I shrug. “Presumably.”

“I’m remembering this now,” he says. “Nathaniel Hawthorne left Salem too, and also changed the spelling of the name. But a lot of his stories are reworkings of his own family history. Your family history, I suppose. Moral allegories about people determined to root out wickedness in others while denying it in themselves.”

“Actually,” I tell him, “there’s a legend that as one of the condemned witches stood at the scaffold, waiting for the noose, she uttered a curse: ‘May God take revenge on the family of John Hathorne.’”

“So your family is cursed!” he says with delight.

“Maybe. Who knows? My grandmother used to say that those Hathorn men brought the witches with them from Salem. She kept the door open between the kitchen and the shed for the witches to come and go.”

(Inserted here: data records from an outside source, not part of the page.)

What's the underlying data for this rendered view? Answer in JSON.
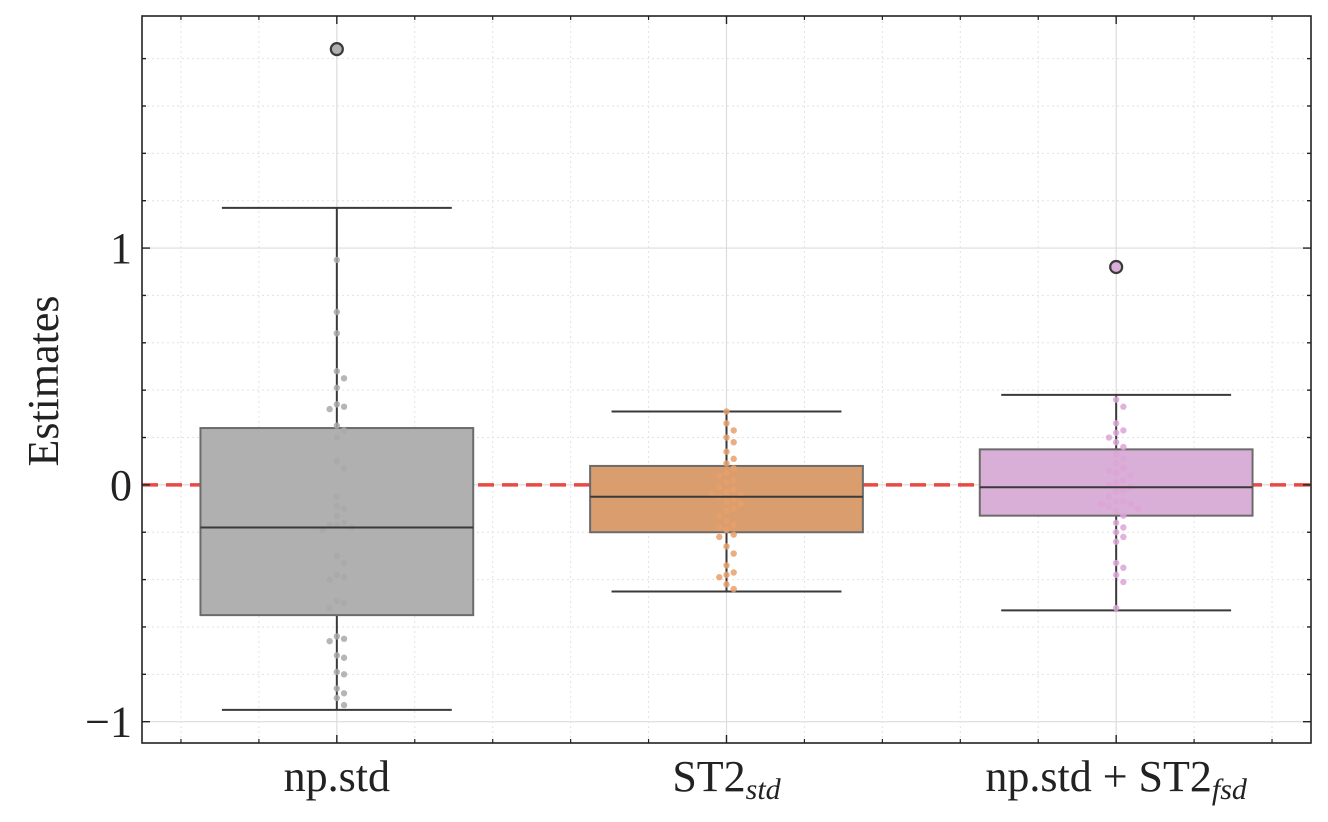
{
  "chart_data": {
    "type": "box",
    "title": "",
    "xlabel": "",
    "ylabel": "Estimates",
    "ylim": [
      -1.09,
      1.98
    ],
    "yticks": [
      -1,
      0,
      1
    ],
    "ytick_labels": [
      "−1",
      "0",
      "1"
    ],
    "grid": true,
    "reference_line": {
      "y": 0,
      "color": "#e8403a",
      "style": "dashed"
    },
    "categories": [
      {
        "main": "np.std",
        "sub": ""
      },
      {
        "main": "ST2",
        "sub": "std"
      },
      {
        "main": "np.std + ST2",
        "sub": "fsd"
      }
    ],
    "series": [
      {
        "name": "np.std",
        "color": "#b0b0b0",
        "point_color": "#a9a9a9",
        "q1": -0.55,
        "median": -0.18,
        "q3": 0.24,
        "whisker_low": -0.95,
        "whisker_high": 1.17,
        "outliers": [
          1.84
        ],
        "points": [
          0.95,
          0.73,
          0.64,
          0.48,
          0.45,
          0.41,
          0.34,
          0.33,
          0.32,
          0.25,
          0.23,
          0.2,
          0.1,
          0.07,
          -0.05,
          -0.09,
          -0.1,
          -0.13,
          -0.16,
          -0.17,
          -0.17,
          -0.18,
          -0.19,
          -0.3,
          -0.33,
          -0.38,
          -0.39,
          -0.4,
          -0.49,
          -0.5,
          -0.52,
          -0.64,
          -0.65,
          -0.66,
          -0.72,
          -0.73,
          -0.79,
          -0.8,
          -0.86,
          -0.88,
          -0.9,
          -0.93
        ]
      },
      {
        "name": "ST2_std",
        "color": "#d99d6e",
        "point_color": "#e6a06a",
        "q1": -0.2,
        "median": -0.05,
        "q3": 0.08,
        "whisker_low": -0.45,
        "whisker_high": 0.31,
        "outliers": [],
        "points": [
          0.31,
          0.26,
          0.23,
          0.2,
          0.18,
          0.14,
          0.11,
          0.09,
          0.07,
          0.05,
          0.04,
          0.02,
          0.01,
          -0.01,
          -0.02,
          -0.03,
          -0.04,
          -0.04,
          -0.05,
          -0.06,
          -0.07,
          -0.08,
          -0.1,
          -0.11,
          -0.13,
          -0.15,
          -0.17,
          -0.18,
          -0.19,
          -0.21,
          -0.22,
          -0.26,
          -0.29,
          -0.34,
          -0.37,
          -0.38,
          -0.39,
          -0.42,
          -0.44
        ]
      },
      {
        "name": "np.std + ST2_fsd",
        "color": "#d9aed7",
        "point_color": "#dca4d6",
        "q1": -0.13,
        "median": -0.01,
        "q3": 0.15,
        "whisker_low": -0.53,
        "whisker_high": 0.38,
        "outliers": [
          0.92
        ],
        "points": [
          0.36,
          0.33,
          0.26,
          0.23,
          0.22,
          0.2,
          0.18,
          0.16,
          0.13,
          0.11,
          0.09,
          0.07,
          0.06,
          0.05,
          0.04,
          0.02,
          0.01,
          0.0,
          -0.01,
          -0.02,
          -0.03,
          -0.05,
          -0.07,
          -0.07,
          -0.08,
          -0.08,
          -0.09,
          -0.1,
          -0.11,
          -0.13,
          -0.16,
          -0.18,
          -0.2,
          -0.22,
          -0.24,
          -0.33,
          -0.35,
          -0.38,
          -0.41,
          -0.52
        ]
      }
    ]
  }
}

Looking around the Shell Room, he says, “What do you think? Is it true?”

“I’ve never seen any,” I tell him. “But I keep the door open too.”

OVER THE YEARS, certain stories in the history of a family take hold. They’re passed from generation to generation, gaining substance and meaning along the way. You have to learn to sift through them, separating fact from conjecture, the likely from the implausible.